Dr Michael Court-Brown HGU Director 1969 - 1994
Professor W.N. Court Brown
OBE BSc MB ChB DNR FFR FFRCPEd FIBiol
William Michael Court Brown was born in the North of England, near Carlisle, in 1918. He was educated at Fettes College Edinburgh and St. Andrews University where he graduated in medicine in 1942.
He specialised in radiotherapy and after taking the Diploma in Medical Radiology in Edinburgh University joined the staff of the Royal Infirmary of Edinburgh and became a consultant in radiotherapy, a lecturer in radiology in the University of Edinburgh and Deputy Director of the Department of Radiotherapy.
Soon the technology of human cytogenetics was established and it was characteristic of Court Brown’s approach to research that he would exploit new techniques. His collaboration with Dr Patricia Jacobs and others produced some of the most important advances in this field including the first description of an XXY male and of a triple X female, and the recognition of the significance of the XYY male.
Court Brown’s vision as early as 1960 led to the development of human cytogenetics in Edinburgh being radically different to that in most other centres. He decided that the work should be principally on defined populations. In this way the relative importance of chromosome aberrations in specific groups such as females with primary amenorrhoea could be determined. This approach also stimulated McLean’s work on nuclear sexing of newborn populations, which was the preliminary to the now extensive cytogenetic studies, which have been done on normal populations. It was in that latter work that he was most deeply involved at the time of his death. He opened up a field which he termed human population cytogenetics that would go on to yield its most valuable rewards, e.g. in the fields of linkage and from the study of individuals with abnormal sex chromosomes constitutions, in the field of human behaviour.
A painstaking attention to accuracy regardless of the amount of work involved was another feature of his approach to research. The massive amount of work he contemplated in the future made it inevitable that he should consider the automation of chromosome analysis and already major steps have been taken towards his goal. Success in this field will be in large due to his untiring efforts.
His work in clinical radiology stimulated a profound interest in the affect of radiation on man and in 1950 he joined the external staff of the Medical Research Council at the Post Graduate School of Medicine of London where he worked at first on the acute effects of radiation.

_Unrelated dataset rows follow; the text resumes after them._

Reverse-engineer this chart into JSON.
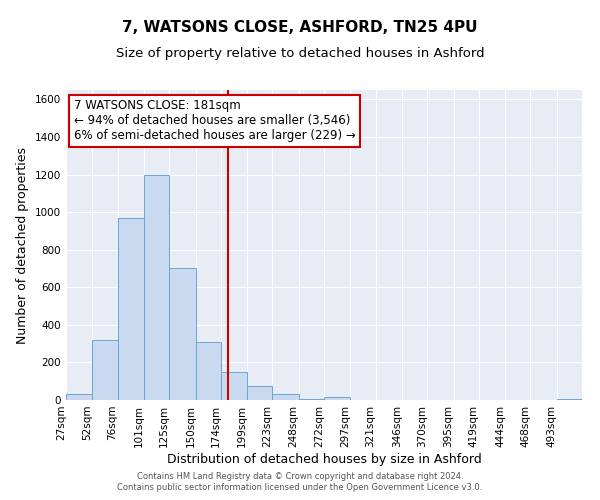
{
  "title": "7, WATSONS CLOSE, ASHFORD, TN25 4PU",
  "subtitle": "Size of property relative to detached houses in Ashford",
  "xlabel": "Distribution of detached houses by size in Ashford",
  "ylabel": "Number of detached properties",
  "bin_edges": [
    27,
    52,
    76,
    101,
    125,
    150,
    174,
    199,
    223,
    248,
    272,
    297,
    321,
    346,
    370,
    395,
    419,
    444,
    468,
    493,
    517
  ],
  "bar_heights": [
    30,
    320,
    970,
    1200,
    700,
    310,
    150,
    75,
    30,
    5,
    15,
    0,
    0,
    0,
    0,
    0,
    0,
    0,
    0,
    5
  ],
  "bar_color": "#c9d9f0",
  "bar_edge_color": "#6da4d4",
  "property_line_x": 181,
  "property_line_color": "#cc0000",
  "annotation_line1": "7 WATSONS CLOSE: 181sqm",
  "annotation_line2": "← 94% of detached houses are smaller (3,546)",
  "annotation_line3": "6% of semi-detached houses are larger (229) →",
  "annotation_box_color": "#cc0000",
  "ylim": [
    0,
    1650
  ],
  "yticks": [
    0,
    200,
    400,
    600,
    800,
    1000,
    1200,
    1400,
    1600
  ],
  "background_color": "#e8edf5",
  "grid_color": "#ffffff",
  "footer_line1": "Contains HM Land Registry data © Crown copyright and database right 2024.",
  "footer_line2": "Contains public sector information licensed under the Open Government Licence v3.0.",
  "title_fontsize": 11,
  "subtitle_fontsize": 9.5,
  "tick_label_fontsize": 7.5,
  "axis_label_fontsize": 9,
  "annotation_fontsize": 8.5,
  "footer_fontsize": 6.0
}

His interest soon shifted to the long term effects of radiation and in 1955 together with Dr J D Abbott he reported an increased incidence of leukaemia amongst patients who had been treated with x-rays for ankylosing spondylitis. This work led to his collaboration with Richard Doll in a study which was urgently required by the Medical Research Council for government and a nation alarmed by the global effects of the recently exploded hydrogen bomb. This monumental study carried out in less than a year provided a solid factual basis for the association between radiation and leukaemia and established a simple proportional relationship between Leukaemia incidences. This later finding focussed attention on the possible deleterious effects of small doses of radiation on large population. It was for this work that both Court Brown and Doll were awarded the O.B.E. in 1957.
Even at this stage Court Brown believed that the mechanism of leukaemia induction could only be determined by basic studies at the cellular level. He was already conscious of the possible effects of radiation on the genetic material of the cell and was much influenced by the work of Tjio and Levan on human chromosomes and by the work of Ford on the chromosomes of neoplasms in rodents. Thus when he returned to Edinburgh in1956 as Director of the MRC group he had already resolved to build around him a team of clinicians and biologists who would look for evidence of genetic change in radiation induced neoplasms in man. The development of techniques for chromosome analysis by this team lead to a change in the emphasis of the work and the unit evolved into the MRC Clinical and Population Cytogenetics Unit.